Dalam suatu pentas dagelan, pelawak Marwoto Kawer pernah berkisah: dulu anak-anak kecil sering ditakut-takuti, jangan kamu dekat-dekat ke pohon-pohon yang rindang karena di sana ada genderuwo. Kalau dekat-dekat ke pohon-pohon itu, kamu bisa digondol genderuwo. Sekarang pohon-pohon itu malah banyak dipasangi dan dipenuhi gambar-gambar para caleg. ”Kok, berani-beraninya, ya, mereka tinggal di pohon-pohon itu? Mereka itu siapa, ya? Jangan-jangan mereka juga genderuwo,” kata Marwoto, yang disambut riuh tawa para penonton.
Mungkin saja memang, karena miskin akan otoritas yang dibutuhkan oleh demokrasi, caleg-caleg yang nggege mangsa itu bakal menjadi ”genderuwo politik”, yang menggelisahkan dan menakutkan masyarakat. Kita patut takut pada ”politik genderuwo” itu karena politik itu pasti akan menyebabkan stres sosial, stres yang terjelek dari segala stres. Karena ulah mereka yang kurang berotoritas politik ini bisa-bisa bangsa ini dibawa pada depresi sosial yang sulit disembuhkan.
Dan, bolehlah kita ingat bahwa mereka-mereka yang kurang berkualitas dalam otoritas tapi berkuasa biasanya cenderung otoriter dan bisa menjerumuskan bangsa ke dalam otoriterisme. Bahaya otoriterisme karena lemahnya otoritas demokrasi itulah ”genderuwo politik” yang paling harus kita takuti. Maka, kita mesti ekstra kritis dan waspada kepada para ”genderuwo politik” itu jika mereka berkuasa nanti. (Sindhunata).


NB:
MENGAPA HARUS KITA PILIH PEMIMPIN YANG BENAR BENAR BAIK?

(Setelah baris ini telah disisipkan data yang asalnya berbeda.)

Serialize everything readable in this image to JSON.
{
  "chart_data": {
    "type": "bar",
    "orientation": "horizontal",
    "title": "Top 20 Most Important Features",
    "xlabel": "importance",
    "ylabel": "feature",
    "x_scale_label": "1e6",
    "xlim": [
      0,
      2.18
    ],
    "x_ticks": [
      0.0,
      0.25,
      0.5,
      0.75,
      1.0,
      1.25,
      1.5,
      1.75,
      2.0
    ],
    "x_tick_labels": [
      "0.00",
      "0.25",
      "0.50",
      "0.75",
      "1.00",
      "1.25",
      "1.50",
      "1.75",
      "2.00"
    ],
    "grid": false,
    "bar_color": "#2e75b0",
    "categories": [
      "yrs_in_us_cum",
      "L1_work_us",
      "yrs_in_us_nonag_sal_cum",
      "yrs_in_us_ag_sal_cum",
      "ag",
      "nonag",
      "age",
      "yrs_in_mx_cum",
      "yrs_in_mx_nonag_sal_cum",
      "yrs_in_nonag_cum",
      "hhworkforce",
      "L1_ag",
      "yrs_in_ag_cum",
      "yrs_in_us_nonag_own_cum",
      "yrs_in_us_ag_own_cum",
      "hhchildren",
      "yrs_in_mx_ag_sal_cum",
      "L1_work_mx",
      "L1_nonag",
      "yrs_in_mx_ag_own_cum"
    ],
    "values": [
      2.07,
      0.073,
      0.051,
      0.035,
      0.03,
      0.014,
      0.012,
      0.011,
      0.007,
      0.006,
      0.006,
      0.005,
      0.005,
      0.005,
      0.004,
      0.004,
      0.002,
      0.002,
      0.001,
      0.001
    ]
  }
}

(1) No More Lame-Duck Presidents, please:
Paling tidak, semenjak Dekrit Presiden 5 Juli 1959, bahkan mungkin jauh sebelumnya, Republik Indonesia tidak pernah mempunyai presiden yang terpilih secara demokratis yang partainya sekaligus menguasai parlemen, tanpa harus berkoalisi dengan siapapun.
Hanya Soekarno dan Soeharto yang berkuasa sekaligus menguasai DPR-RI, bahkan MPR-RI. Tetapi cara mereka memperoleh dominion atas DPR tidak melalui proses demokrasi yang murni seperti yang kita kenal sekarang. Habibie, Gus Dur, Megawati, SBY I, dan SBY II, ketika memerintah, harus berkoalisi dengan aneka partai menengah dan gurem. Bahkan parlemen justru dikuasai oposisi pun pernah.
Esensi dari kerinduan banyak orang pada kepemimpinan Soekarno, dan lebih lagi pada era ‘ketegasan’ Soeharto, menurut saya, tidaklah pasti karena keduanya adalah pemimpin yang jauh lebih baik dari Habibie, Gus Dur, Megawati, maupun SBY. Hakikat dari efektifitas dua presiden pertama RI adalah karena DPR bersikap jinak total di masing-masing era Soekarno dan Soeharto. Sehingga apa saja yang dicanangkan pemerintah, pasti diamini langsung oleh DPR (dan MPR). Sedangkan sekarang, sebagus apapun gagasan pemerintah, bisa saja dijegal oleh aneka manuver DPR yang kini memang semakin susah diatur, kolusif, sektarian, dan partisan. Semua presiden RI di zaman era reformasi adalah ‘lame duck president’ (presiden yang tidak menguasai parlemen secara mutlak).
Dengan kata lain, andaikan Soeharto memimpin Indonesia sekarang, dan harus menghadapi DPR yang sekarang — belum tentu beliau akan sebagus SBY sekarang. Sebaliknya juga begitu, kalau SBY menggunakan kendaraan ala ‘Back To The Future’ menjadi presiden di zaman Orba, mungkin SBY akan jauh lebih baik dari Soeharto. Dapat kita simpulkan bahwa kuncinya ada di apakah presiden bisa ‘mendikte’ parlemen atau tidak, dan bukan
apakah Soeharto lebih jago dalam memimpin negara ketimbang SBY.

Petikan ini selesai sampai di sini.